La Class40 n’a pas été touché de la même façon…
« Quand on détaille chaque abandon, on peut mieux cerner les causes : par exemple, le Class40 Team Concise construit en Chine avait aussi abandonné il y a deux ans lors de la Transat Jacques Vabre. Incontestablement, il y a un problème structurel à l’origine puisqu’il s’est de nouveau délaminé… Certains Class40 se sont arrêtés pour réparer, mais à ce jour, il y a onze duos en course pour quatorze partants ! »

Justement, les conditions météorologiques du départ de la Transat Jacques Vabre étaient-elles très dures par rapport aux précédentes courses océaniques ?
« Il y a eu pire. Mais j’ai été surprise par la réaction de certains routeurs qui ont annoncé un cataclysme… Alors que Richard Silvani de Météo France a fort bien présenté la situation. Certains skippers n’ont pas voulu partir parce qu’on leur prédisait des vagues de huit mètres et plus ! C’est nouveau de la part de skippers professionnels qui ont fait et vont refaire le tour du monde en solitaire… Habituellement, c’était plutôt les coureurs amateurs de la Class40 qui s’inquiétaient quand il était prévu un coup de vent en Manche. Surtout qu’il y avait cette fois de l’eau à courir à l’Ouest comme à l’Est. »
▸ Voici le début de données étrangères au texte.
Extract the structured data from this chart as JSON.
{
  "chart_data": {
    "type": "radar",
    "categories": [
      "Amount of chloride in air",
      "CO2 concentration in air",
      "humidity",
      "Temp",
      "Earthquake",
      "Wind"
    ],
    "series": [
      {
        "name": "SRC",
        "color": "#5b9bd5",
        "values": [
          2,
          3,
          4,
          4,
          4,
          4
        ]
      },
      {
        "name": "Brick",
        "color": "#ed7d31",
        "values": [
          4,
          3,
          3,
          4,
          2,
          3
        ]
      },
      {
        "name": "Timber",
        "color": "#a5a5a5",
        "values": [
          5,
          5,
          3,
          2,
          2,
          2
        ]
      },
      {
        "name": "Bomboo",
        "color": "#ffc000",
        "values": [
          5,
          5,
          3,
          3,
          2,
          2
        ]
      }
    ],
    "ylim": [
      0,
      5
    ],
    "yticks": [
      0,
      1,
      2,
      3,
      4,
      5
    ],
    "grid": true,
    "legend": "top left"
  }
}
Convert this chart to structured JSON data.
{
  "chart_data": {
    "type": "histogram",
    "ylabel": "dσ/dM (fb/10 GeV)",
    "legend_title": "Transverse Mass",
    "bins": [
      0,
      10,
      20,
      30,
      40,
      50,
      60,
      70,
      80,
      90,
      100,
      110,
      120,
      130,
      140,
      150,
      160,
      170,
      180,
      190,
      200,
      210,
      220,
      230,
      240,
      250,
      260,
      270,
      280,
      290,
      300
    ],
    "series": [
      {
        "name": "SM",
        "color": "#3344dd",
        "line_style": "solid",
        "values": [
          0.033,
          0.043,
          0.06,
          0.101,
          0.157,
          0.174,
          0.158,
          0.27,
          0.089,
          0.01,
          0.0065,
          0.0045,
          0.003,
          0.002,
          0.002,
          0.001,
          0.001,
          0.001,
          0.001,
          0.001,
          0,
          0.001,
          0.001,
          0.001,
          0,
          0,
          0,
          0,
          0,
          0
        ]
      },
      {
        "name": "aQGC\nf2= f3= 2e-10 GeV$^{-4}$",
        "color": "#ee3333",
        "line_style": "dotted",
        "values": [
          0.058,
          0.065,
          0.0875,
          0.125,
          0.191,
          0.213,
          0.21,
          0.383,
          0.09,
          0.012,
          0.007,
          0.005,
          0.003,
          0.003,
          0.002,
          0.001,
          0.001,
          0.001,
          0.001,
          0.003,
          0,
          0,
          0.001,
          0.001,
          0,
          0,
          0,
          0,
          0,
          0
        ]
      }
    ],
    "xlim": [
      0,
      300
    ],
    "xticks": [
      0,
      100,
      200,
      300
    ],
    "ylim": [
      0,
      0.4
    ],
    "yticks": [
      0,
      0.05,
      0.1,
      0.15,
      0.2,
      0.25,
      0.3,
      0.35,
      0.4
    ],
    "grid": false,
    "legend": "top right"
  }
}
Abandons et escales techniques (départ le dimanche 25 octobre à 13h30)
*Lundi 26/10/15
-Club 103 (Roura-Pêtrès) Class40 : bout dehors cassé, escale à Lorient. Repart le 29/10/15.
-Maître CoQ (Beyou-Legros) IMOCA : fixation d’étai dévissé. Arrêt à Roscoff. Abandon.
-Edmond de Rothschild (Josse-Caudrelier) IMOCA : fixation d’outrigger, calage de mât rompu. Retour à Lorient. Abandon.
-Safran (Lagravière-Lunven) IMOCA : voie d’eau suite à une fissure structurelle au niveau du puits de foil. Retour à Brest. Abandon.
-Prince de Bretagne (Lemonchois-Jourdain) Ultime : chavirage à 150 milles dans le Nord-Ouest de La Corogne. Hélitreuillé le lendemain. Abandon.
-Team Concise (Bouttell-Mahé) Class40 : avarie structurelle à l’avant de la coque et sur la cloison de mât. Retour à Cork. Abandon.

*Mardi 27/10/15
-La French Tech-Rennes Saint Malo (Lamrié-Bourgnon) Multi-50 : choc avec un container, flotteur bâbord arraché, étrave défoncée. Route vers la Bretagne. Abandon.

*Mercredi 28/10/15
-Bretagne-Crédit Mutuel Elite (Troussel-Horeau) Class40 : Boulons de quille dévissés, pilote automatique en panne, blessure à la lèvre de Corentin. Retour sur Concarneau. Abandon.
-Le Bateau des métiers-Aérocampus (Boissières-Maslard) IMOCA : grand voile déchirée en deux. Retour vers Les Sables d’Olonne. Abandon.

*Jeudi 29/10/15
-O Canada (Holden-Watson) IMOCA : rail de grand-voile arraché. Escale à La Corogne. Abandon.
-Bastide-Otio (de Pavant-Régniau) IMOCA : panne de transmission satellite. Escale à Cascais. Abandon.

*Vendredi 30/10/15
-Actual (Le Blévec-Le Vaillant) Ultime : rupture de l’axe de vérin de mât. Retour à La Trinité/mer. Abandon.
-Adopteunskipper.net (Boidevézi-Breymaier) IMOCA : ancrage de bastaque cassé, gréement fatigué. Route vers Concarneau. Abandon.
-Créno-Moustache solidaire (Hector-Launay) Class40 : rupture de la barre de flèche haute tribord. Arrivée à Vigo le lundi 2/11/15, reparti le mardi 3/11/15 à 20h.
-Saint Michel-Virbac (Dick-Delahaye) IMOCA : décollement des lisses structurelles avant. Escale à Madère. Abandon.
-Eärendil (Pourre-Carpentier) Class40 : panne moteur et plus d’aérien. Route vers Cascais. Abandon.
-SMA (Meilhat-Desjoyeaux) IMOCA : arrachement du bord de fuite de quille. Route vers les Antilles. Abandon.

*Samedi 31/10/15
-Spirit of Hungary (Fa-Perényl) IMOCA : démâtage au large de Madère. Route au moteur vers Madère. Abandon.
-Hugo Boss (Thomson-Altadill) IMOCA : chavirage et démâtage au large de La Corogne. Hélitreuillés. Abandon.